Galvatron can perform training over multiple nodes with same number of GPUs. Users should set NUM_NODES, NUM_GPUS_PER_NODE, MASTER_ADDR, MASTER_PORT, NODE_RANK according to the environment.

Parallelism Strategy

In distributed training with Galvatron, users can either train models with the optimal parallelism strategy searched by the parallelism optimization to obtain the optimal throughput, or specify the hybrid parallelism strategies as they like.

JSON Config Mode [Recommended]

JSON config mode is a recommended layerwise hybrid parallel training mode, activated by assigning argument galvatron_config_path with the config path in configs directory. In JSON config mode, users don't need be aware of the details of searched parallelism strategies, and don't need to tune any parallelism strategies or hyper-parameters. Users can simply use the searched optimal parallelism strategy saved in configs directory by setting galvatron_config_path as ./configs/galvatron_config_xxx.json. For advanced users, JSON config mode also provides a more fine-grained approach to parallelism tuning.

GLOBAL Config Mode

GLOBAL config mode is a global hybrid parallel training mode, activated by assigning argument galvatron_config_path as None. In this mode, users can specify pp_deg, global_tp_deg, global_tp_consec, sdp, global_train_batch_size, chunks, global_checkpoint, pipeline_type to determine the global parallelism strategy, and all the layers of the Transformer model uses the same hybrid parallelism strategy assigned by the users (just as in Megatron-LM).

Arguments

  1. JSON Config Mode
  • galvatron_config_path: str, json config path, whether to activate JSON config mode. If activated, arguments in GLOBAL config mode will be ignored and overwritten by the JSON config.
  1. GLOBAL Config Mode
  • global_train_batch_size: Integer, global batch size of distributed training.
  • pp_deg: Integer, pipeline (PP) degree,.
  • global_tp_deg: Integer, tensor parallel (TP) degree.
  • global_tp_consec: 0/1, whether the communication group of TP is consecutive, (eg., [0,1,2,3] is consecutive while [0,2,4,6] is not).
  • sdp: 0/1, whether to use SDP instead of DP.
  • chunks: Integer, number of microbatches of PP.
  • global_checkpoint: 0/1, whether to turn on activation checkpointing to the whole model.
  • pipeline_type: gpipe or pipedream_flush, choose the pipeline type to use.
  • vocab_tp: Interger, vocab embedding parallel degree.
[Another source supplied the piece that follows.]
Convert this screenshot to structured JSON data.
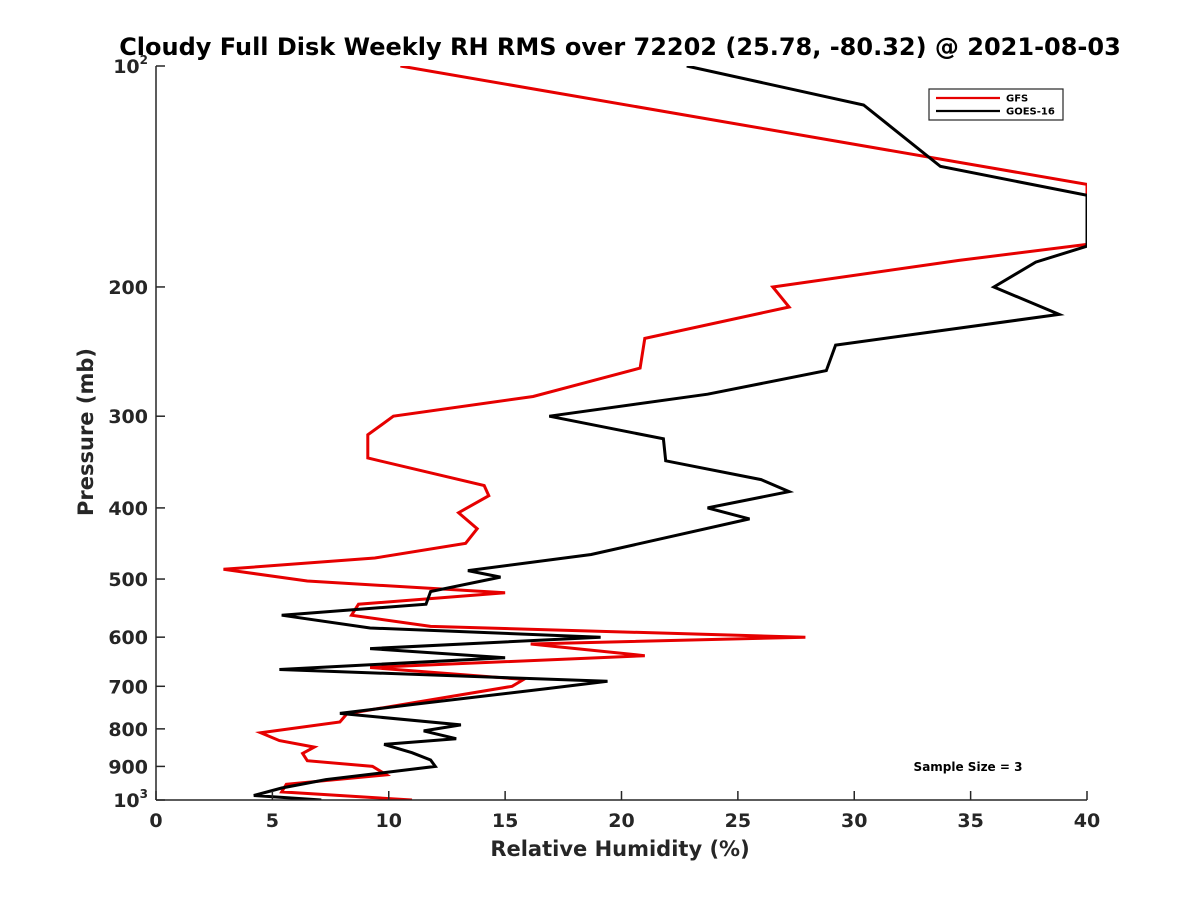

Other Training Optimizations

Set mixed_precision to allow mixed precision training, e.g., bf16. Set use-flash-attn to allow FlashAttention-2 features.
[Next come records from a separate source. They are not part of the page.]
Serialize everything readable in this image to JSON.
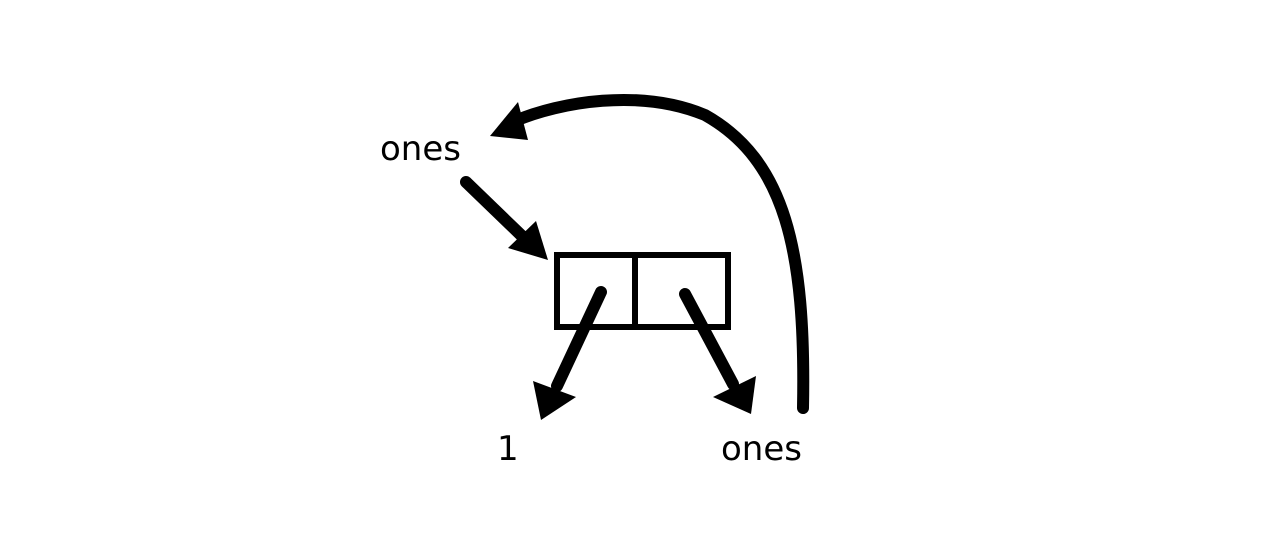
{
  "labels": {
    "ones_top": "ones",
    "car_value": "1",
    "ones_bottom": "ones"
  },
  "colors": {
    "ink": "#000000",
    "background": "#ffffff"
  }
}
Set sequence-parallel to enable Megatron-TP-SP method, which can further reduce memory usage.

Set use_ulysses to enable Ulysses-SP method, which will replace Megatron-TP-SP. Once activated, the TP (tensor parallel) dimension will automatically be converted to the SP (sequence parallel) dimension.
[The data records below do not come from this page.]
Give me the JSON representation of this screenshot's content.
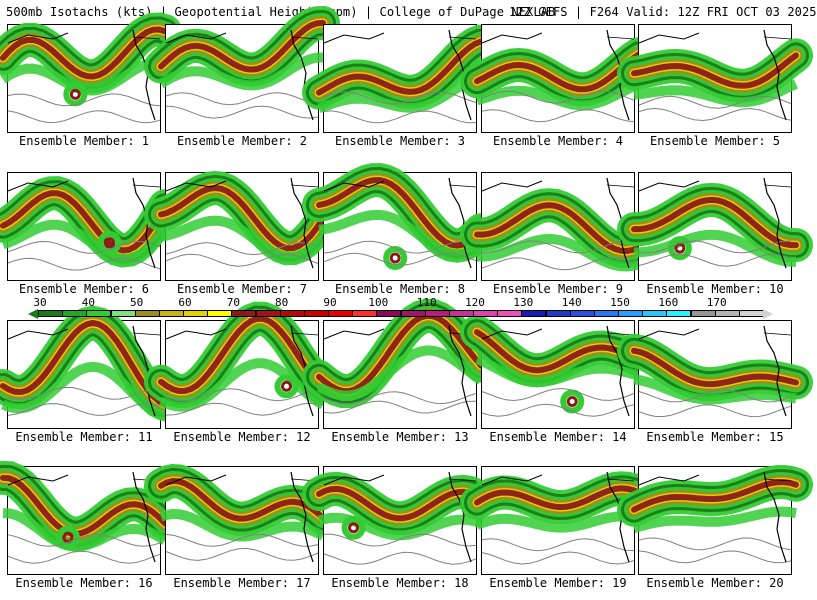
{
  "header": {
    "left_text": "500mb Isotachs (kts) | Geopotential Height (gpm) | College of DuPage NEXLAB",
    "right_text": "12Z GEFS | F264 Valid: 12Z FRI OCT 03 2025"
  },
  "map_panels": [
    {
      "caption": "Ensemble Member: 1"
    },
    {
      "caption": "Ensemble Member: 2"
    },
    {
      "caption": "Ensemble Member: 3"
    },
    {
      "caption": "Ensemble Member: 4"
    },
    {
      "caption": "Ensemble Member: 5"
    },
    {
      "caption": "Ensemble Member: 6"
    },
    {
      "caption": "Ensemble Member: 7"
    },
    {
      "caption": "Ensemble Member: 8"
    },
    {
      "caption": "Ensemble Member: 9"
    },
    {
      "caption": "Ensemble Member: 10"
    },
    {
      "caption": "Ensemble Member: 11"
    },
    {
      "caption": "Ensemble Member: 12"
    },
    {
      "caption": "Ensemble Member: 13"
    },
    {
      "caption": "Ensemble Member: 14"
    },
    {
      "caption": "Ensemble Member: 15"
    },
    {
      "caption": "Ensemble Member: 16"
    },
    {
      "caption": "Ensemble Member: 17"
    },
    {
      "caption": "Ensemble Member: 18"
    },
    {
      "caption": "Ensemble Member: 19"
    },
    {
      "caption": "Ensemble Member: 20"
    }
  ],
  "colorbar": {
    "labels": [
      "30",
      "40",
      "50",
      "60",
      "70",
      "80",
      "90",
      "100",
      "110",
      "120",
      "130",
      "140",
      "150",
      "160",
      "170"
    ],
    "colors": [
      "#1a7a1a",
      "#26a626",
      "#33cc33",
      "#7fe07f",
      "#a08c1e",
      "#c8b414",
      "#e6d200",
      "#ffff00",
      "#8c1a1a",
      "#a01414",
      "#b40a0a",
      "#cc0000",
      "#e60000",
      "#ff3030",
      "#8c0a5a",
      "#a0146e",
      "#b41e82",
      "#c83296",
      "#dc46aa",
      "#f050be",
      "#1a1ab4",
      "#1e3cc8",
      "#2850dc",
      "#2878f0",
      "#28a0ff",
      "#28c8ff",
      "#28f0ff",
      "#969696",
      "#b4b4b4",
      "#d2d2d2"
    ],
    "end_arrow_color": "#d2d2d2"
  },
  "legend_colors": {
    "dark_green": "#1a7a1a",
    "green": "#33cc33",
    "olive": "#a08c1e",
    "yellow": "#e6d200",
    "maroon": "#8c1a1a",
    "purple": "#8c0a5a",
    "height_contour": "#808080",
    "coastline": "#000000"
  }
}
Set no_async_grad_reduce to disable the asynchronous gradient synchronization method, which is enabled by default. In Galvatron, during each iteration of training, when gradient accumulation is required, the default behavior is to perform the gradient reduce scatter operation only after all backward passes are completed. This approach reduces communication overhead but incurs additional memory usage: each device holds a full copy of the gradients until gradient synchronization, causing Zero-2 to degrade to Zero-1.When no_async_grad_reduce is set, Galvatron synchronizes gradients after every backward step, maintaining low memory usage. However, this introduces additional communication, though much of it can overlap with computation. The trade-off is increased complexity in the cost model, potentially reducing the accuracy of cost model. We plan to offer a more fine-grained and accurate cost model in the future.

Please refer to function galvatron_training_args in arguments.py for the full list of training arguments.

New features are only supported on llama_hf, gpt_hf.